Writing a Book on Queer Food Has Freed Me to Cook Again
On finding peace with past lives—including my own.
I’ve started cooking again. I cooked when I was a young man—cooked like cooking was all that mattered besides reading about cooking. Back then, early ‘80s, mid ‘80s, I cooked like it was the only thing I could do to hold my place in the world. I was with somebody and it was bad, only I didn’t know it was bad, not then.
I was a gay person apologizing for being gay: apologizing by cooking. The homophobia I carried around in my bones made my whole being heavy. I think a lot of gay guys of my generation carried that internalized homophobia around, and it was sort of like everybody who did had different ways of apologizing: hurting themselves with drugs or sex when there were no effective HIV treatments. Or by running away; washing up in San Francisco to escape the shadow of trauma, only to find out that trauma is impossible to leave behind. I never saw the best minds of my generation etcetera etcetera, but I did see a couple of the finest young gays of my SF tribe, the brightest and the bitchiest, the sweetest and funniest, just…disintegrate.
And I’m not here to revive the tired old trope of the tragic homosexual, if it ever completely went away, but the experience of being queer in most of the 20th century was complicated. Edged with difficulties and compromise.

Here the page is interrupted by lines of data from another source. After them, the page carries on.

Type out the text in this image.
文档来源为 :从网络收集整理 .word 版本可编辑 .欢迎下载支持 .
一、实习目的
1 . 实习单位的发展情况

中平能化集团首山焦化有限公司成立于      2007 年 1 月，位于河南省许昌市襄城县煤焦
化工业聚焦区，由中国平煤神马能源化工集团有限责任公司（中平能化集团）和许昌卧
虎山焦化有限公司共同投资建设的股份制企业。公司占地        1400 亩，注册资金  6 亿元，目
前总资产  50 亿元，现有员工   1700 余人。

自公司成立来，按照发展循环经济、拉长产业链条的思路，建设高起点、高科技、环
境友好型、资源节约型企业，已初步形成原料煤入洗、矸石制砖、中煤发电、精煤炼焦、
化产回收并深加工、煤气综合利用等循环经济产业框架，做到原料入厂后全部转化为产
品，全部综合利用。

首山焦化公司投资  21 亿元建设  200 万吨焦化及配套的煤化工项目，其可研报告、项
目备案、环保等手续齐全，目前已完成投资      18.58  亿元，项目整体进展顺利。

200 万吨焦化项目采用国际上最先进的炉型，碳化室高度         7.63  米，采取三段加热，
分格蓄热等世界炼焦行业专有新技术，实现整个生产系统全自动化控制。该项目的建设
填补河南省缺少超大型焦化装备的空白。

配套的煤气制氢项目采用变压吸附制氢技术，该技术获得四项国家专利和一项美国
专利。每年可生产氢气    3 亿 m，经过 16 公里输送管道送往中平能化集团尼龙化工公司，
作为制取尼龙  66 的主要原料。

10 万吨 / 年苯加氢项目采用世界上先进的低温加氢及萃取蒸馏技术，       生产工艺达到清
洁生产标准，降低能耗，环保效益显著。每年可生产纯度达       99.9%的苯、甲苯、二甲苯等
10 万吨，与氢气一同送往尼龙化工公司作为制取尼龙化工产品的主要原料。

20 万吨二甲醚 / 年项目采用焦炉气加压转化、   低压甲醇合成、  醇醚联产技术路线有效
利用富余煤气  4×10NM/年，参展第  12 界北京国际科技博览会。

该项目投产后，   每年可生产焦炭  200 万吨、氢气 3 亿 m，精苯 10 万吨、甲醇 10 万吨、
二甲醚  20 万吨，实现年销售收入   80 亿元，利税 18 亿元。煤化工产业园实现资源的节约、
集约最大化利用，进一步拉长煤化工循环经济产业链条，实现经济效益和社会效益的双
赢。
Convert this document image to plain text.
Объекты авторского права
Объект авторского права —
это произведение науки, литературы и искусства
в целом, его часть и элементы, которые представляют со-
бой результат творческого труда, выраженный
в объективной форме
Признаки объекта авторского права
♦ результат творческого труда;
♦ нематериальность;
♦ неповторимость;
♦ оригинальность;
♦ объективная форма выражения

Part of what assailed the people I knew was the inescapable negative pressure of growing up in worlds that hated them. This wasn’t true of everyone in my Big Gay Generation. Lots of guys had healthy lives with drugs, sex, partying; guys who survived and guys who didn’t. For some, those things were a corrective against the violence of the lives they escaped. It was seeking a corrective, too, only my remedy wasn’t snorting crystal or cruising the baths, it was food; cooking to be loved, in a big old flat with my boyfriend (I’ll call him Dean). A flat where, despite all the cooking I did, I never did feel loved, though the love was never enough.
Dean and I had this agreement that I’d fill the place we lived with food, and he’d pretend to stay with me. I mean he did stay—we were together for years—but that he’d pretend to be anchored in me. This was the final gesture of my apology: that what Dean gave me was good enough for me; all I could expect of the world. I’d disappointed so many people in my life by turning out Queer.
If I cooked I could try and make Dean, at least, acknowledge some good in me, because I couldn’t see it in myself: not the me who was standing still. The me taking up space in a room, as opposed to the me who looked after things; who took care of Dean. Making sure the stock never boiled, just tremored along for hours at a controlled simmer that needed to be monitored, meaning I would be tethered to the kitchen and the range; I would have a place to be. I cooked Richard Olney’s eggplant gratin and baked Elizabeth David’s yeasted saffron cake; made Madhur’s green chutney and Marcella’s porcini lasagne, because cookbooks gave me authority. They were validating. Following a recipe by Paula Wolfert, or Julia, or James Beard, the ability to smell and taste and feel a dish those authors once smelled and tasted, meant I had the right to exist in the world beyond the compromised boundaries of my life with Dean.
Anyway this was supposed to be about how I’m cooking again.
You know I’m writing this book about Queer food, about the period in the U.S. roughly between the end of the Second World War and the middle of the 1980s. About how we, the people we recognize now as being Queer, used food to define ourselves. How at the beginning we had to sequester those identities, and thus hide our food, our occasions of eating; and then bit by bit over those decades, and then all at once, we didn’t have to keep a screen around it. How food would end up being a very public expression of who we are. How we named, how we defined ourselves with food. And this is a historical take, but it’s an individual story that stands outside history, too: How the internal narratives of Queer lives are about concealment to start, and then, with luck and the space to live, about the gestures large and small that define a reveal. In the book, I use food to tell key narratives, stories about cooking, about eating together; about doing so collectively, publicly in restaurants, in times of severe prohibitions on Queerness.
Writing this book has brought me back to food; has brought me back to the kitchen. For years, after leaving restaurant and catering work some 20 years ago, I avoided cooking, or did the least I could get away with. My interest in cooking rose and sank, overall I’d lost the patience for it, or the heart for it, considering my history of of self-erasure in the kitchen. These days I’m not cooking apologetically. I cook for my husband, mostly for the pleasure of it; the pleasure of us. An immersion in Queer history has made me incredibly grateful to have some level of power and agency in my life; made me feel part of something older, something that’s a mix of sadness and joy. Something that feels like intimacy with others in the past. Including, and maybe especially, the 25-year-old me who tried to navigate a Queer world defined by so much promise and trouble, relying on a stack of cookbooks to keep me lifted; to keep me alive. #
I’m glad you’re cooking again. And I’m excited to read your new book. The world is a better place because you’re in it, writing and cooking again ❤️
As an homo d'un certain âge-- especially one who's floating in and out and around the world of cooking and feeding people for as long as I have-- this post really struck a chord.